Our children have various reasons for asking us questions about sex and sexuality. They might ask out of curiosity. They may need help making a decision or making sense of the world. Or they may need to be reassured that they are “normal.” Children may also disguise their real questions with other questions. So, no matter how surprising their questions may be, children always need honest, factual answers.

Here are some tips:

  • Try to find out what the child is really asking. What seems like a straightforward question might not be. To find out the true nature of the question, you might ask, “What have you heard about that?” “What do you think about that?” or “Can you tell me what you already know about that?”
  • Don’t assume there’s anything beside curiosity behind the question. A young girl may ask a question about pregnancy without being pregnant. A young boy may ask a question about condoms without planning to have sexual intercourse.
  • Answer questions age-appropriately. Pre-teens and younger adolescents may need simpler, more concrete answers.  Older adolescents may need more detail and may be able to understand more complex answers.

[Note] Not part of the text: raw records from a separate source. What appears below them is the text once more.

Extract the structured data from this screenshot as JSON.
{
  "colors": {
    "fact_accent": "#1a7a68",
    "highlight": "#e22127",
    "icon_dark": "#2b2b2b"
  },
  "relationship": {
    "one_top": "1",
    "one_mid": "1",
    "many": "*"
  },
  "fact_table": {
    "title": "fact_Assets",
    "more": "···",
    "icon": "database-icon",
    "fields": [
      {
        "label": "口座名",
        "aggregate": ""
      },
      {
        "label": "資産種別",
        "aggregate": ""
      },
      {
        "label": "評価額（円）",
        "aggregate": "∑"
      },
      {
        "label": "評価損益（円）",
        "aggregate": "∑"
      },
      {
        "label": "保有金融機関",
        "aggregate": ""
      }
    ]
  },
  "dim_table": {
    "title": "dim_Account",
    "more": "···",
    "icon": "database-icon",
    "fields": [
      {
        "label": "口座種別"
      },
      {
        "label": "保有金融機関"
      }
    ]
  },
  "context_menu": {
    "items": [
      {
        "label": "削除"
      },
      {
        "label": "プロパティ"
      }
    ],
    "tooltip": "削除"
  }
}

The ability to handle more information and more sophisticated information increases with age — but if they are old enough to ask, they are old enough to understand the facts.
  • Don’t answer with too much information. Keep answers short and simple. Try to use words that a child understands. Take time to explain new words the child might not have heard before. Try to find out what the child already knows. After giving an answer, encourage your child to ask follow-up questions by asking, “Is there anything else you would like to know?”
  • Say it again. Children need to hear the answers to the same questions over and over, so don’t be surprised if children ask the same questions again and again.
  • Check their understanding. After answering the question, ask, “Does that answer your question?” Ask them to tell you what they heard. You may even want to bring up issues you already talked about to find out how much your child understood during the previous conversation.

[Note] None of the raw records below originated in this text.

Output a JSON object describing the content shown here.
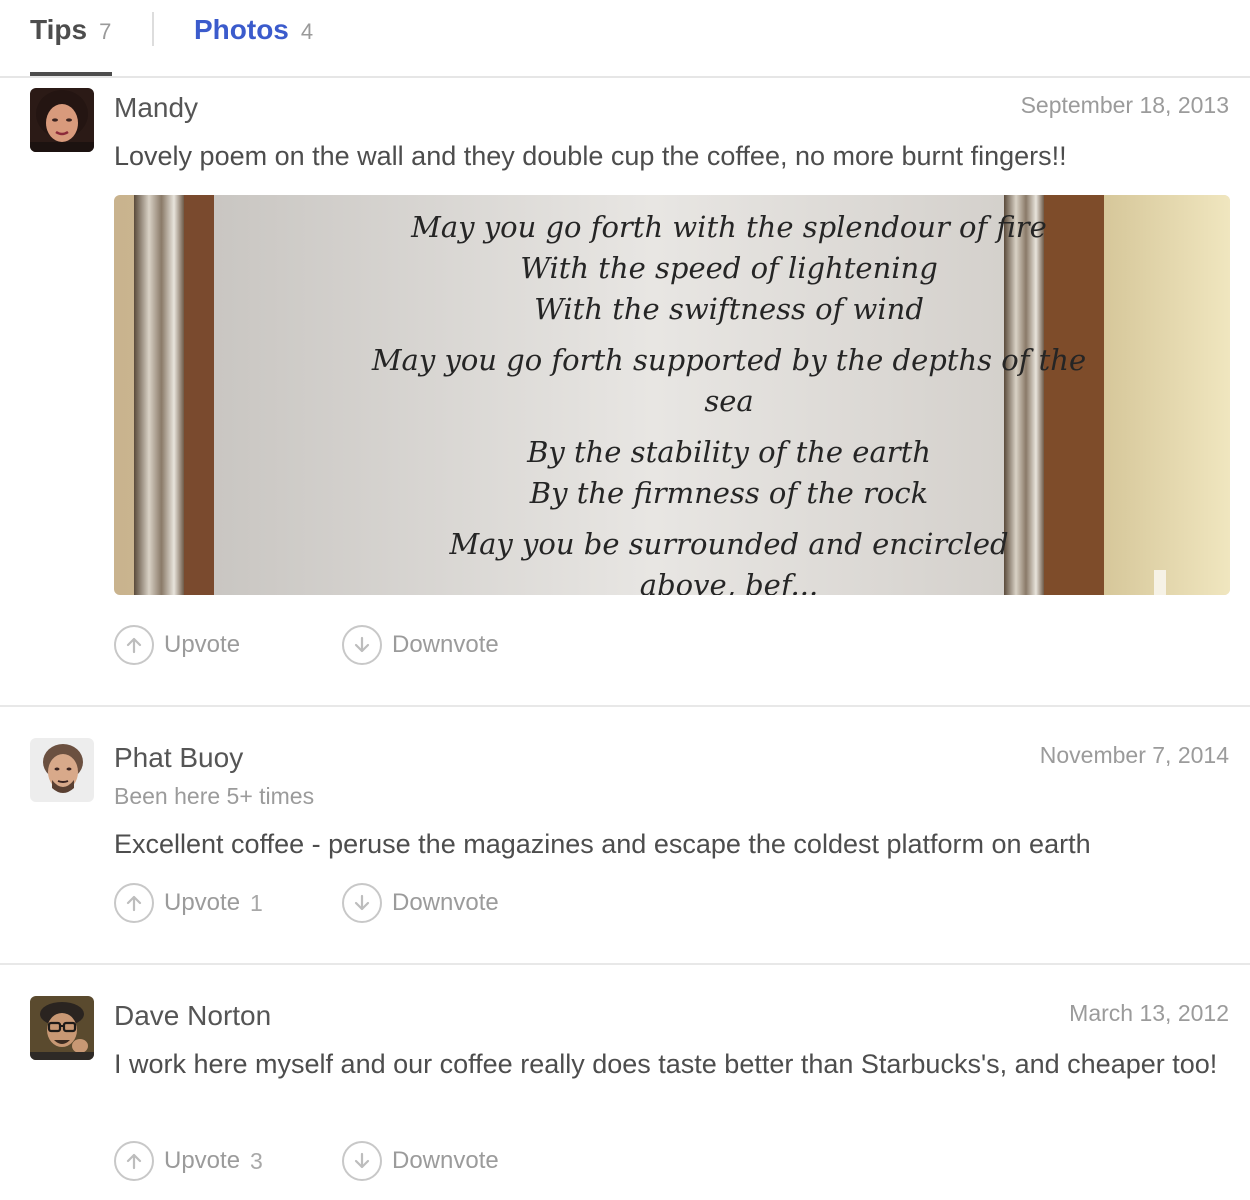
{
  "tabs": [
    {
      "label": "Tips",
      "count": "7"
    },
    {
      "label": "Photos",
      "count": "4"
    }
  ],
  "colors": {
    "accent": "#3b5bcc",
    "text": "#4d4d4d",
    "muted": "#9b9b9b",
    "divider": "#e8e8e8"
  },
  "tips": [
    {
      "author": "Mandy",
      "date": "September 18, 2013",
      "text": "Lovely poem on the wall and they double cup the coffee, no more burnt fingers!!",
      "photo": {
        "lines": [
          "May you go forth with the splendour of fire",
          "With the speed of lightening",
          "With the swiftness of wind",
          "May you go forth supported by the depths of the",
          "sea",
          "By the stability of the earth",
          "By the firmness of the rock",
          "May you be surrounded and encircled",
          "above, bef..."
        ]
      },
      "upvote_label": "Upvote",
      "downvote_label": "Downvote"
    },
    {
      "author": "Phat Buoy",
      "subline": "Been here 5+ times",
      "date": "November 7, 2014",
      "text": "Excellent coffee - peruse the magazines and escape the coldest platform on earth",
      "upvote_label": "Upvote",
      "upvote_count": "1",
      "downvote_label": "Downvote"
    },
    {
      "author": "Dave Norton",
      "date": "March 13, 2012",
      "text": "I work here myself and our coffee really does taste better than Starbucks's, and cheaper too!",
      "upvote_label": "Upvote",
      "upvote_count": "3",
      "downvote_label": "Downvote"
    }
  ],
  "icons": {
    "upvote": "arrow-up-circle-icon",
    "downvote": "arrow-down-circle-icon"
  }
}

What Are the Questions Children Commonly Ask?

Children have different questions and concerns about sex and sexuality as they get older. Here are some common questions that children ask at each age:

Pre-School
How do babies get in your tummy?
What’s that? (pointing to a woman’s breast, or other body parts.)
How come I have a penis and you don’t?
What is a …tampon? …condom? … birth control patch? (or other object they might come across)
Why do girls look different than boys?

Elementary School
Is it okay to touch yourself?
Does it hurt to have a baby?
How do people get AIDS?
How do animals do it?
When will I be able to shave?
Why does so-and-so only have a mommy (or daddy)?
Why does so-and-so have two mommies (or daddies)?
Where does the baby come from?
Do boys have periods?
What does “gay” mean?
What kind of birth control do you use?

Junior High/Middle School
How does a man’s seed get into a woman?
How do people know how to do “it”?
How do you know when puberty is over?
Can a guy ejaculate without really knowing it?
How old should you be to have sex?
Is abortion okay?
How big will my breasts get?
Is it true that a girl can’t get pregnant the first time she has sex?
Can a girl get pregnant before she’s 16?
Can a woman get pregnant if she’s a lesbian?
How do you learn how to kiss?

High School
What’s the best birth control method?
Should people have sex if they’re in love?
How do you get the pill?
What would you think if I got pregnant?
How do you know when you’re in love?
Is it true that boys need to have sex more than girls?
Is abortion wrong?
Is it true that the pill causes cancer?
Do old people still have sex?
Can you get AIDS from making out with someone?
At what age do you think it’s best to have children?
Does it hurt to lose your virginity?

Reading about what children should know about sexuality at each age may help you better anticipate other questions your child may ask.